Aktualisiert 10.04.2014 06:58

Vujo Gavric«In fünf Jahren kennt man mich noch»

Der Ex-Bachelor Vujo Gavric kann sich momentan kaum vor Werbeaufträgen retten. Doch wie lange wird dieser Ruhm andauern? 20 Minuten sprach mit Vujo und Werber Frank Bodin.

von
Zoe Venakis

Im Internet lässt sich Vujo Gavric für das Schnäppchenportal Qoqa.ch ohrfeigen, auf Joiz gibt er Jugendlichen Sextipps und nun ist der Ex-Bachelor in einer Parodie auf den Edeka-Clip «Supergeil» zu sehen. Im Video für Fruitstore.ch, einem Onlineshop für Notebooks, Tablets und Software, hat Vujo einen kurzen Gastauftritt.

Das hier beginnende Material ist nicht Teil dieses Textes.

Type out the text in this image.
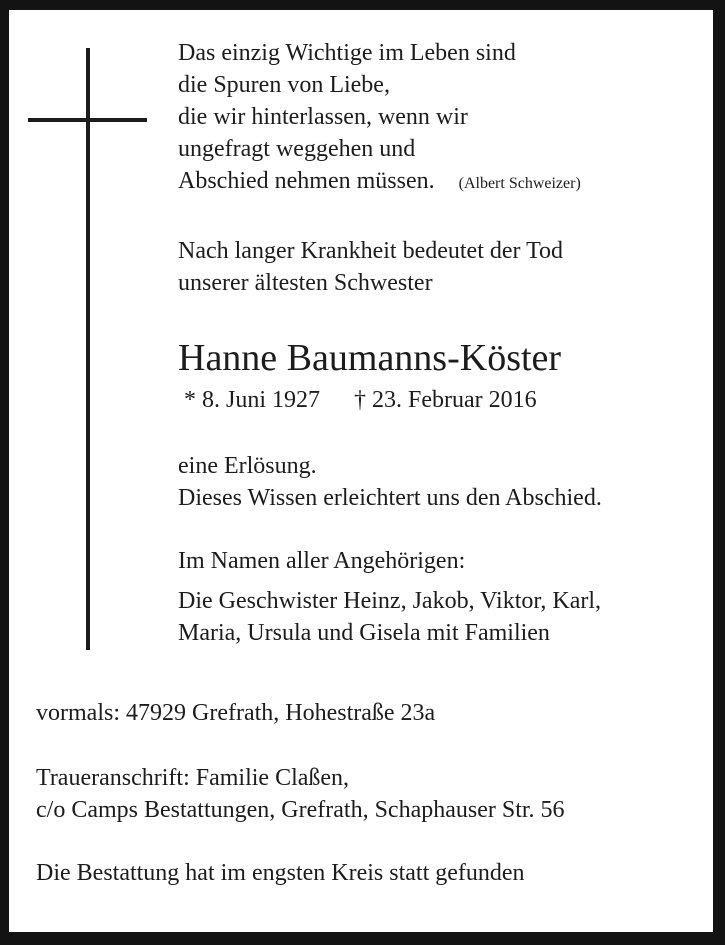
Das einzig Wichtige im Leben sind
die Spuren von Liebe,
die wir hinterlassen, wenn wir
ungefragt weggehen und
Abschied nehmen müssen. (Albert Schweizer)
Nach langer Krankheit bedeutet der Tod
unserer ältesten Schwester
Hanne Baumanns-Köster
* 8. Juni 1927 † 23. Februar 2016
eine Erlösung.
Dieses Wissen erleichtert uns den Abschied.
Im Namen aller Angehörigen:
Die Geschwister Heinz, Jakob, Viktor, Karl,
Maria, Ursula und Gisela mit Familien
vormals: 47929 Grefrath, Hohestraße 23a
Traueranschrift: Familie Claßen,
c/o Camps Bestattungen, Grefrath, Schaphauser Str. 56
Die Bestattung hat im engsten Kreis statt gefunden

Vujo ist sich für nichts zu schade. Der 28-Jährige macht alles mit, was er gut findet. «Klar, nehme ich nicht alles an. Aufträge, bei denen ich als Clown rumlaufen muss oder sonst irgendwie blossgestellt werde, lehne ich ab.» Seien es Aufträge, die zu ihm passten und für die er einstehen könne, mache er mit. «In meiner Freizeit esse ich auch Wienerli mit Mayo», so Gavric zu 20 Minuten. Vujo selber findet Gefallen am Video: «Das sind Studenten hinter dem Video und so etwas unterstütze ich natürlich. Ist schliesslich eine gute Sache. Auch dass ich mich im Internet selber ohrfeigen kann, finde ich eine geile Idee.»

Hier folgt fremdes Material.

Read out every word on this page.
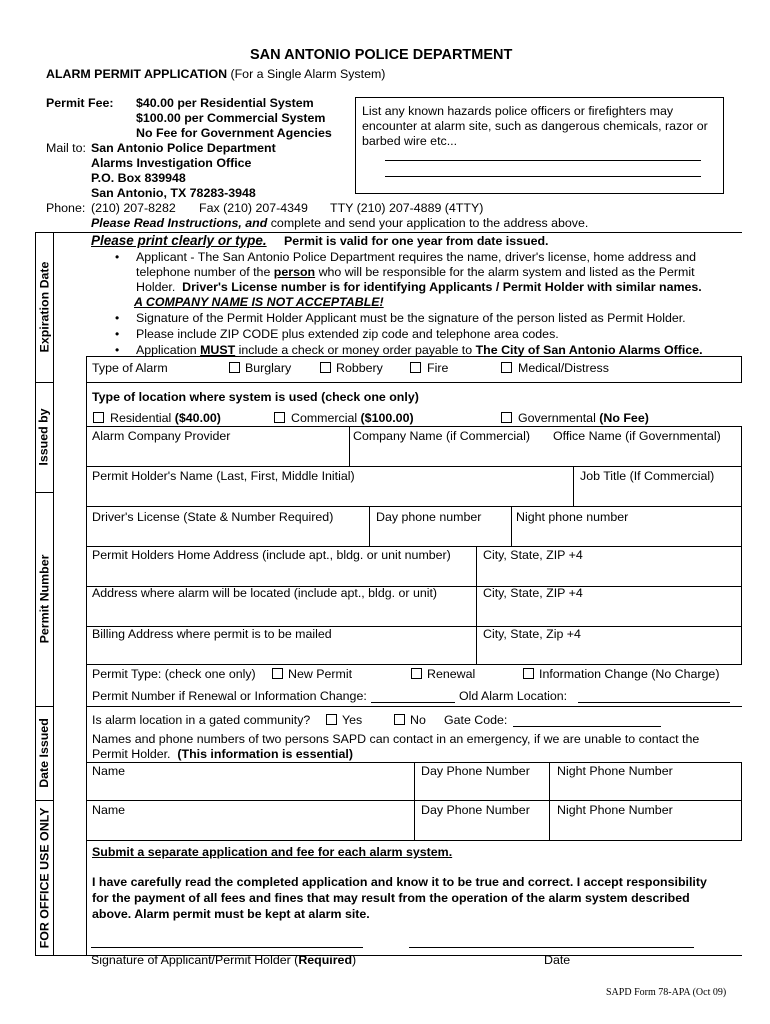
SAN ANTONIO POLICE DEPARTMENT
ALARM PERMIT APPLICATION (For a Single Alarm System)
Permit Fee: $40.00 per Residential System
$100.00 per Commercial System
No Fee for Government Agencies
Mail to: San Antonio Police Department
Alarms Investigation Office
P.O. Box 839948
San Antonio, TX 78283-3948
Phone: (210) 207-8282 Fax (210) 207-4349 TTY (210) 207-4889 (4TTY)
List any known hazards police officers or firefighters may
encounter at alarm site, such as dangerous chemicals, razor or
barbed wire etc...
Please Read Instructions, and complete and send your application to the address above.
Expiration Date
Issued by
Permit Number
Date Issued
FOR OFFICE USE ONLY
Please print clearly or type. Permit is valid for one year from date issued.
• Applicant - The San Antonio Police Department requires the name, driver's license, home address and
telephone number of the person who will be responsible for the alarm system and listed as the Permit
Holder. Driver's License number is for identifying Applicants / Permit Holder with similar names.
A COMPANY NAME IS NOT ACCEPTABLE!
• Signature of the Permit Holder Applicant must be the signature of the person listed as Permit Holder.
• Please include ZIP CODE plus extended zip code and telephone area codes.
• Application MUST include a check or money order payable to The City of San Antonio Alarms Office.
Type of Alarm	Burglary	Robbery	Fire	Medical/Distress
Type of location where system is used (check one only)
Residential ($40.00)	Commercial ($100.00)	Governmental (No Fee)
Alarm Company Provider	Company Name (if Commercial) Office Name (if Governmental)
Permit Holder's Name (Last, First, Middle Initial)	Job Title (If Commercial)
Driver's License (State & Number Required)	Day phone number	Night phone number
Permit Holders Home Address (include apt., bldg. or unit number)	City, State, ZIP +4
Address where alarm will be located (include apt., bldg. or unit)	City, State, ZIP +4
Billing Address where permit is to be mailed	City, State, Zip +4
Permit Type: (check one only)	New Permit	Renewal	Information Change (No Charge)
Permit Number if Renewal or Information Change:	Old Alarm Location:
Is alarm location in a gated community?	Yes	No Gate Code:
Names and phone numbers of two persons SAPD can contact in an emergency, if we are unable to contact the
Permit Holder. (This information is essential)
Name	Day Phone Number Night Phone Number
Name	Day Phone Number Night Phone Number
Submit a separate application and fee for each alarm system.
I have carefully read the completed application and know it to be true and correct. I accept responsibility
for the payment of all fees and fines that may result from the operation of the alarm system described
above. Alarm permit must be kept at alarm site.
Signature of Applicant/Permit Holder (Required)	Date
SAPD Form 78-APA (Oct 09)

«Vujo wird von den Medien benutzt»

Vujo ist momentan trendy und das stimmt ihn optimistisch: «In fünf Jahren kennt man mich noch. Da bin ich mir sicher.» Werber Frank Bodin meint, der Bachelor könnte sich da täuschen: «Klar ist der Rummel momentan gross um Vujo, aber er muss damit rechnen, dass ihn in zwei Jahren niemand mehr kennt – spätestens wenn der neue Bachelor im Fernsehen läuft.» Es gebe zwar einige Ausnahmen, aber diese seien eher selten, so der Werber. «Sehen Sie sich nur schon die Missen an, die sich als Sängerinnen oder Moderatorinnen versuchten.» Denkt man aber an den Werdegang von Xenia Tchoumitcheva und Melanie Winiger, kann ein plötzlicher Hype um die eigene Person doch als Sprungbrett für eine stabile Karriere reichen.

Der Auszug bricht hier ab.